29. Laparoscopic Versus Open Appendectomy: A Randomized Double Blind Study
Namir Katkhouda, MD*, Rodney Mason, MD*, Anna Gevorgyan, MD*, Rahila Essani, MD*, Shirin Towfigh, MD*
University of Southern California, Los Angeles, CA (Sponsored by: Thomas Berne, MD)
OBJECTIVES: The value of laparoscopy in appendicitis is not established. Studies suffer from multiple limitations. Our aim is to compare the safety and benefits of laparoscopic versus open appendectomy in a prospective, randomized, double-blind study.

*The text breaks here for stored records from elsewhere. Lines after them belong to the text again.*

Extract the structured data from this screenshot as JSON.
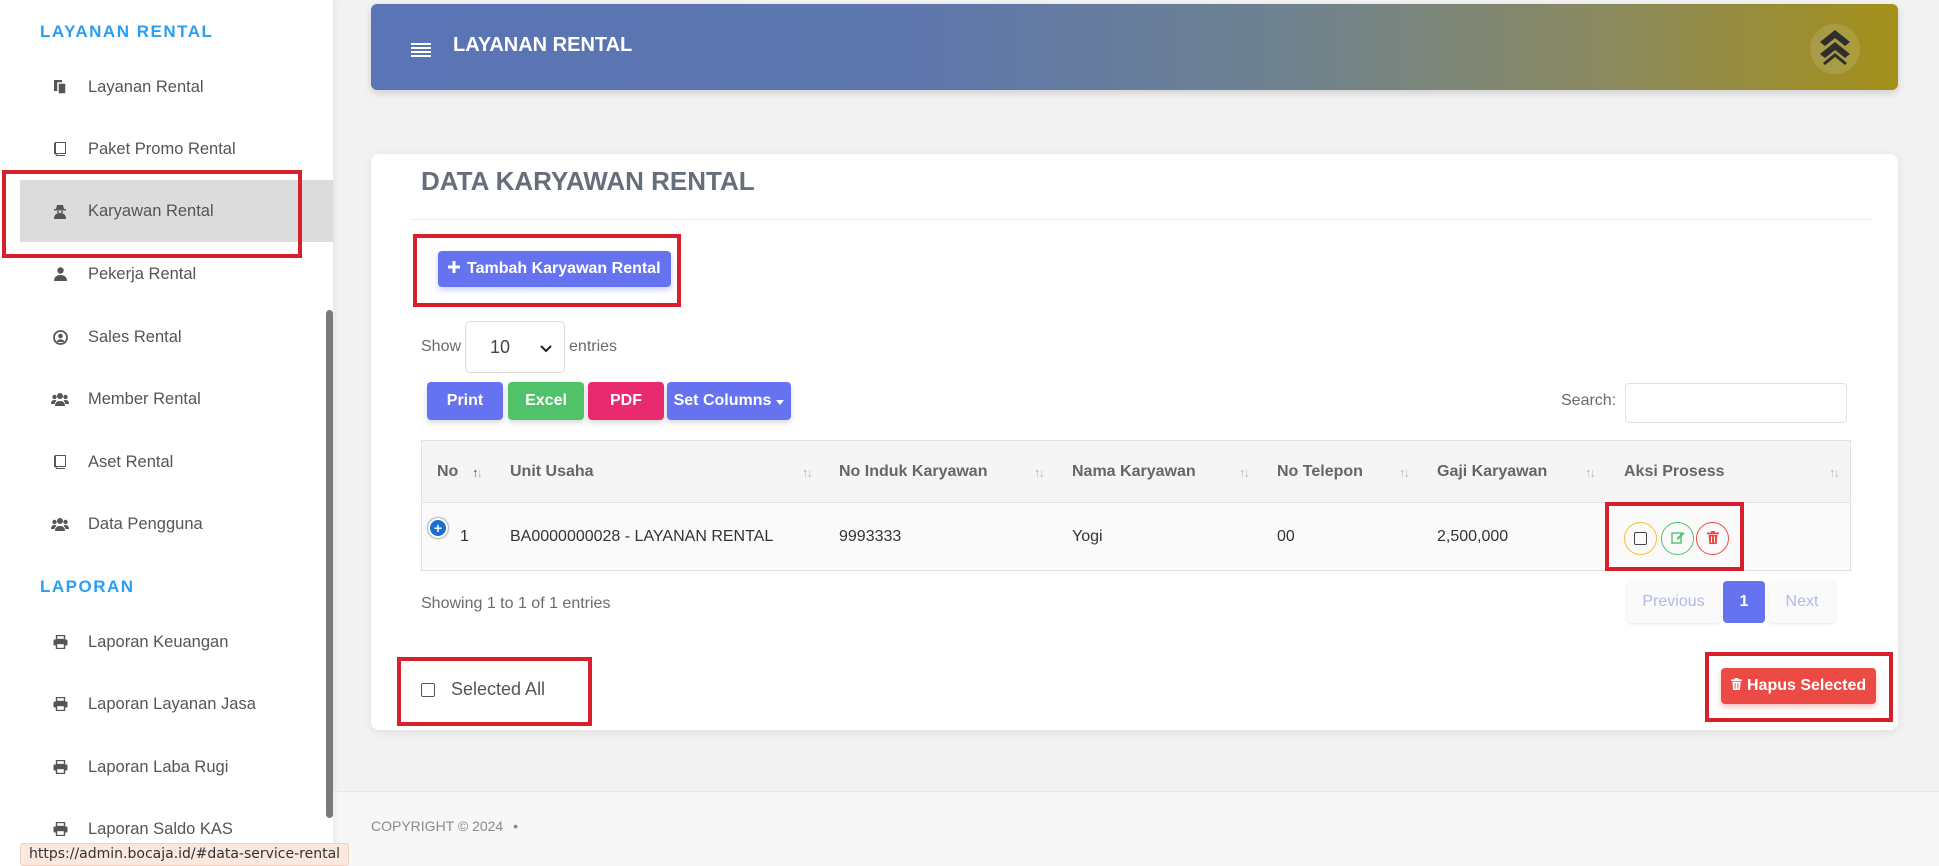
{
  "sidebar": {
    "section_layanan": "LAYANAN RENTAL",
    "section_laporan": "LAPORAN",
    "items": [
      {
        "label": "Layanan Rental",
        "icon": "copy-icon"
      },
      {
        "label": "Paket Promo Rental",
        "icon": "book-icon"
      },
      {
        "label": "Karyawan Rental",
        "icon": "user-secret-icon"
      },
      {
        "label": "Pekerja Rental",
        "icon": "user-icon"
      },
      {
        "label": "Sales Rental",
        "icon": "user-circle-icon"
      },
      {
        "label": "Member Rental",
        "icon": "users-icon"
      },
      {
        "label": "Aset Rental",
        "icon": "book-icon"
      },
      {
        "label": "Data Pengguna",
        "icon": "users-icon"
      }
    ],
    "report_items": [
      {
        "label": "Laporan Keuangan",
        "icon": "print-icon"
      },
      {
        "label": "Laporan Layanan Jasa",
        "icon": "print-icon"
      },
      {
        "label": "Laporan Laba Rugi",
        "icon": "print-icon"
      },
      {
        "label": "Laporan Saldo KAS",
        "icon": "print-icon"
      }
    ]
  },
  "status_url": "https://admin.bocaja.id/#data-service-rental",
  "header": {
    "title": "LAYANAN RENTAL"
  },
  "card": {
    "title": "DATA KARYAWAN RENTAL",
    "add_button": "Tambah Karyawan Rental",
    "show_label": "Show",
    "entries_label": "entries",
    "page_size": "10",
    "export": {
      "print": "Print",
      "excel": "Excel",
      "pdf": "PDF",
      "columns": "Set Columns"
    },
    "search_label": "Search:",
    "columns": [
      "No",
      "Unit Usaha",
      "No Induk Karyawan",
      "Nama Karyawan",
      "No Telepon",
      "Gaji Karyawan",
      "Aksi Prosess"
    ],
    "rows": [
      {
        "no": "1",
        "unit": "BA0000000028 - LAYANAN RENTAL",
        "nik": "9993333",
        "nama": "Yogi",
        "telp": "00",
        "gaji": "2,500,000"
      }
    ],
    "showing": "Showing 1 to 1 of 1 entries",
    "pagination": {
      "previous": "Previous",
      "current": "1",
      "next": "Next"
    },
    "selected_all": "Selected All",
    "delete_selected": "Hapus Selected"
  },
  "footer": {
    "copyright": "COPYRIGHT © 2024"
  },
  "colors": {
    "accent": "#6673f0",
    "section": "#2a9df4",
    "danger": "#ec4a45",
    "success": "#4fc26a",
    "pink": "#ea2a6e",
    "highlight": "#d81f2c"
  }
}
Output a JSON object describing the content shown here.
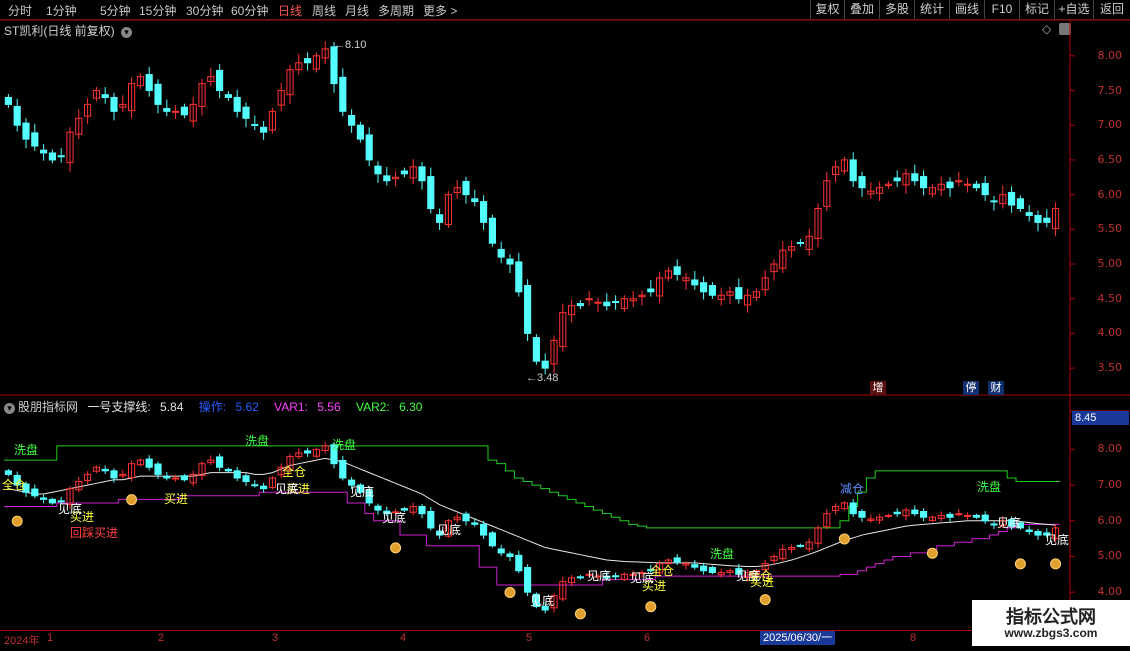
{
  "toolbar": {
    "periods": [
      "分时",
      "1分钟",
      "5分钟",
      "15分钟",
      "30分钟",
      "60分钟",
      "日线",
      "周线",
      "月线",
      "多周期",
      "更多 >"
    ],
    "active_period": "日线",
    "buttons": [
      "复权",
      "叠加",
      "多股",
      "统计",
      "画线",
      "F10",
      "标记",
      "+自选",
      "返回"
    ]
  },
  "main_chart": {
    "title": "ST凯利(日线 前复权)",
    "high_label": "8.10",
    "low_label": "3.48",
    "y_ticks": [
      "8.00",
      "7.50",
      "7.00",
      "6.50",
      "6.00",
      "5.50",
      "5.00",
      "4.50",
      "4.00",
      "3.50"
    ],
    "events": [
      {
        "text": "增",
        "color": "#c02020"
      },
      {
        "text": "停",
        "color": "#2060c0"
      },
      {
        "text": "财",
        "color": "#2060c0"
      }
    ]
  },
  "indicator": {
    "name": "股朋指标网",
    "fields": [
      {
        "label": "一号支撑线:",
        "value": "5.84",
        "color": "#e0e0e0"
      },
      {
        "label": "操作:",
        "value": "5.62",
        "color": "#2a5cff"
      },
      {
        "label": "VAR1:",
        "value": "5.56",
        "color": "#ff40ff"
      },
      {
        "label": "VAR2:",
        "value": "6.30",
        "color": "#40ff40"
      }
    ],
    "current_price": "8.45",
    "y_ticks": [
      "8.00",
      "7.00",
      "6.00",
      "5.00",
      "4.00"
    ],
    "signals": {
      "wash": "洗盘",
      "full": "全仓",
      "reduce": "减仓",
      "buy": "买进",
      "bottom": "见底",
      "pullback_buy": "回踩买进"
    }
  },
  "time_axis": {
    "labels": [
      "2024年",
      "1",
      "2",
      "3",
      "4",
      "5",
      "6",
      "2025/06/30/一",
      "8"
    ],
    "cursor_date": "2025/06/30/一"
  },
  "watermark": {
    "title": "指标公式网",
    "url": "www.zbgs3.com"
  },
  "chart_data": {
    "type": "candlestick",
    "ylim_main": [
      3.3,
      8.3
    ],
    "ylim_indicator": [
      3.5,
      8.6
    ],
    "closes": [
      7.3,
      7.0,
      6.8,
      6.7,
      6.6,
      6.5,
      6.55,
      6.9,
      7.1,
      7.3,
      7.5,
      7.4,
      7.2,
      7.3,
      7.6,
      7.7,
      7.5,
      7.3,
      7.2,
      7.2,
      7.15,
      7.3,
      7.6,
      7.7,
      7.5,
      7.4,
      7.2,
      7.1,
      7.0,
      6.9,
      7.2,
      7.5,
      7.8,
      7.9,
      7.9,
      8.0,
      8.1,
      7.6,
      7.2,
      7.0,
      6.8,
      6.5,
      6.3,
      6.2,
      6.25,
      6.3,
      6.4,
      6.2,
      5.8,
      5.6,
      6.0,
      6.1,
      6.0,
      5.9,
      5.6,
      5.3,
      5.1,
      5.0,
      4.6,
      4.0,
      3.6,
      3.5,
      3.9,
      4.3,
      4.4,
      4.4,
      4.5,
      4.45,
      4.4,
      4.45,
      4.5,
      4.5,
      4.55,
      4.6,
      4.8,
      4.9,
      4.85,
      4.8,
      4.7,
      4.6,
      4.55,
      4.55,
      4.6,
      4.5,
      4.55,
      4.6,
      4.8,
      5.0,
      5.2,
      5.25,
      5.3,
      5.4,
      5.8,
      6.2,
      6.4,
      6.5,
      6.2,
      6.1,
      6.05,
      6.1,
      6.15,
      6.2,
      6.3,
      6.2,
      6.1,
      6.1,
      6.15,
      6.1,
      6.2,
      6.15,
      6.1,
      6.0,
      5.9,
      6.0,
      5.85,
      5.8,
      5.7,
      5.6,
      5.6,
      5.8
    ],
    "support_line": [
      6.9,
      6.9,
      6.9,
      6.9,
      6.9,
      6.9,
      7.3,
      7.3,
      7.3,
      7.3,
      7.3,
      7.3,
      7.3,
      7.3,
      7.3,
      7.3,
      7.3,
      7.3,
      7.3,
      7.3,
      7.3,
      7.3,
      7.3,
      7.3,
      7.3,
      7.3,
      7.3,
      7.3,
      7.3,
      7.3,
      7.3,
      7.3,
      7.3,
      7.3,
      7.3,
      7.3,
      7.3,
      7.3,
      7.3,
      7.3,
      7.3,
      7.3,
      7.3,
      7.3,
      7.3,
      7.3,
      7.3,
      7.3,
      7.3,
      7.3,
      7.3,
      7.3,
      7.3,
      7.3,
      7.3,
      6.9,
      6.8,
      6.6,
      6.4,
      6.3,
      6.2,
      6.1,
      6.0,
      5.9,
      5.8,
      5.7,
      5.6,
      5.5,
      5.4,
      5.3,
      5.2,
      5.1,
      5.05,
      5.0,
      5.0,
      5.0,
      5.0,
      5.0,
      5.0,
      5.0,
      5.0,
      5.0,
      5.0,
      5.0,
      5.0,
      5.0,
      5.0,
      5.0,
      5.0,
      5.0,
      5.0,
      5.0,
      5.0,
      5.0,
      5.0,
      5.2,
      5.6,
      6.0,
      6.4,
      6.6,
      6.6,
      6.6,
      6.6,
      6.6,
      6.6,
      6.6,
      6.6,
      6.6,
      6.6,
      6.6,
      6.6,
      6.6,
      6.6,
      6.6,
      6.4,
      6.3,
      6.3,
      6.3,
      6.3,
      6.3
    ],
    "trend_line": [
      6.9,
      6.85,
      6.8,
      6.75,
      6.75,
      6.8,
      6.85,
      6.9,
      6.95,
      7.0,
      7.05,
      7.1,
      7.15,
      7.15,
      7.2,
      7.25,
      7.25,
      7.25,
      7.25,
      7.25,
      7.25,
      7.25,
      7.3,
      7.35,
      7.35,
      7.35,
      7.35,
      7.35,
      7.3,
      7.3,
      7.35,
      7.45,
      7.55,
      7.6,
      7.65,
      7.7,
      7.75,
      7.7,
      7.65,
      7.55,
      7.45,
      7.35,
      7.25,
      7.15,
      7.05,
      6.95,
      6.85,
      6.75,
      6.6,
      6.45,
      6.35,
      6.25,
      6.15,
      6.05,
      5.95,
      5.85,
      5.75,
      5.65,
      5.55,
      5.45,
      5.35,
      5.25,
      5.2,
      5.15,
      5.1,
      5.05,
      5.0,
      4.95,
      4.9,
      4.88,
      4.86,
      4.85,
      4.84,
      4.83,
      4.82,
      4.82,
      4.82,
      4.82,
      4.82,
      4.8,
      4.78,
      4.76,
      4.74,
      4.73,
      4.72,
      4.72,
      4.74,
      4.78,
      4.84,
      4.9,
      4.98,
      5.06,
      5.15,
      5.25,
      5.35,
      5.45,
      5.52,
      5.6,
      5.65,
      5.7,
      5.75,
      5.8,
      5.85,
      5.88,
      5.9,
      5.92,
      5.94,
      5.96,
      5.98,
      6.0,
      6.0,
      6.0,
      6.0,
      6.0,
      6.0,
      5.98,
      5.95,
      5.92,
      5.9,
      5.88
    ],
    "var1_line": [
      6.4,
      6.4,
      6.4,
      6.4,
      6.4,
      6.4,
      6.5,
      6.5,
      6.5,
      6.5,
      6.5,
      6.5,
      6.5,
      6.6,
      6.6,
      6.6,
      6.6,
      6.6,
      6.6,
      6.6,
      6.7,
      6.7,
      6.7,
      6.7,
      6.7,
      6.7,
      6.7,
      6.7,
      6.7,
      6.8,
      6.8,
      6.8,
      6.8,
      6.8,
      6.8,
      6.8,
      6.8,
      6.8,
      6.8,
      6.5,
      6.5,
      6.2,
      6.0,
      6.0,
      6.0,
      5.6,
      5.6,
      5.6,
      5.3,
      5.3,
      5.3,
      5.3,
      5.3,
      5.3,
      4.7,
      4.7,
      4.2,
      4.2,
      4.2,
      4.2,
      4.2,
      4.2,
      4.2,
      4.2,
      4.2,
      4.2,
      4.2,
      4.2,
      4.35,
      4.35,
      4.35,
      4.35,
      4.35,
      4.35,
      4.45,
      4.45,
      4.45,
      4.45,
      4.45,
      4.45,
      4.45,
      4.45,
      4.45,
      4.45,
      4.45,
      4.45,
      4.45,
      4.45,
      4.45,
      4.45,
      4.45,
      4.45,
      4.45,
      4.45,
      4.45,
      4.5,
      4.5,
      4.6,
      4.7,
      4.8,
      4.9,
      5.0,
      5.0,
      5.1,
      5.1,
      5.2,
      5.3,
      5.3,
      5.4,
      5.4,
      5.5,
      5.5,
      5.6,
      5.7,
      5.8,
      5.9,
      5.9,
      5.9,
      5.9,
      5.9
    ]
  }
}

METHODS: 250 patients underwent either laparoscopic or open appendectomy. A standardized wound dressing was applied blinding both patients and independent data collectors to the type of operation. Surgical technique was standardized among four surgeons. The main outcome measures were postoperative complications. Secondary measures included pain, activity and quality of life scores at baseline and on every post-operative day, as well as resumption of diet and length of stay. Activity, quality of life and satisfaction were assessed on short-term follow up.
RESULTS: There was no mortality. The overall complication rate was similar in the laparoscopic and open groups (28% vs.32%, respectively). Laparoscopy took significantly longer (84min ± 37 vs.64 min ± 27; P<0.001) while there was no difference in the pain scores and medications, resumption of diet, or length of stay. At two weeks, activity and quality of life scores were significantly better in the laparoscopic group (P < 0.001). Appendectomy for acute and complicated (gangrenous and perforated) appendicitis had similar postoperative complication rates and pain, regardless of technique (P>0.05).
CONCLUSION: Unlike other minimally invasive procedures, laparoscopic appendectomy did not offer a significant advantage over open appendectomy in all parameters except activity and quality of life at two weeks. It also took longer to perform.